DeuAq.com >> Leben >  >> Tiere & Insekten

Erste beeindruckende Fotos: Eisbären besetzen verlassene Gebäude auf russischer Arktisinsel

Erste beeindruckende Fotos: Eisbären besetzen verlassene Gebäude auf russischer Arktisinsel

Dutzende Eisbären haben sich in verlassenen Gebäuden auf einer arktischen Insel eingenistet. Der russische Profi-Fotograf Dmitry Kokh hat kürzlich atemberaubende Bilder festgehalten: Bären, die neugierig durch Fenster spähen und auf Veranden herumlungern.
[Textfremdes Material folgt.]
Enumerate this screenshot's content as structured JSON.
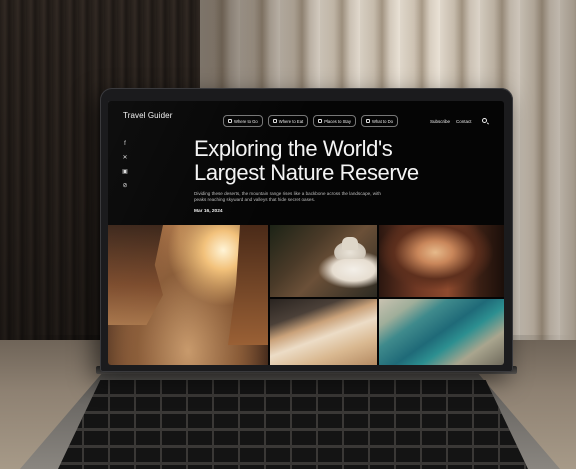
{
  "site": {
    "brand": "Travel Guider",
    "nav_pills": [
      {
        "label": "Where to Go",
        "icon": "compass-icon"
      },
      {
        "label": "Where to Eat",
        "icon": "fork-icon"
      },
      {
        "label": "Places to Stay",
        "icon": "bed-icon"
      },
      {
        "label": "What to Do",
        "icon": "activity-icon"
      }
    ],
    "nav_links": {
      "subscribe": "Subscribe",
      "contact": "Contact"
    },
    "social_icons": [
      "facebook-icon",
      "x-icon",
      "linkedin-icon",
      "link-icon"
    ],
    "article": {
      "title_line1": "Exploring the World's",
      "title_line2": "Largest Nature Reserve",
      "description": "Dividing these deserts, the mountain range rises like a backbone across the landscape, with peaks reaching skyward and valleys that hide secret oases.",
      "date": "Mar 16, 2024"
    }
  }
}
Im Spätsommer 2021 reiste Kokh, ein erfahrener Wildtierfotograf, in die abgelegene Region Tschukotka nördlich von Russland. Sein Ziel: Eisbären auf der Wrangel-Insel zu portraitieren, einem UNESCO-Weltkulturerbe und Naturschutzgebiet oberhalb des Polarkreises.

Stattdessen entdeckte er auf der kleineren Kolyuchin-Insel südlich davon einen unerwarteten Anblick: Über 20 Eisbären hatten die Ruinen einer ehemaligen sowjetischen Wetterstation besetzt. Kokh teilte die Fotos auf seiner Website und auf Instagram – neben weiteren Meisterwerken seiner Meeresfotografie. Die Bilder gingen viral, wie er gegenüber Live Science berichtete.

Aus Anadyr, der Hauptstadt Tschukotkas, segelte Kokh 2.000 Kilometer nordwärts. Er stellte mehr Meereis als üblich fest, was die Bären wohl nach Kolyuchin lockte. Eisbären brauchen das Eis, um auf Robben zu jagen, erklärte der Fotograf.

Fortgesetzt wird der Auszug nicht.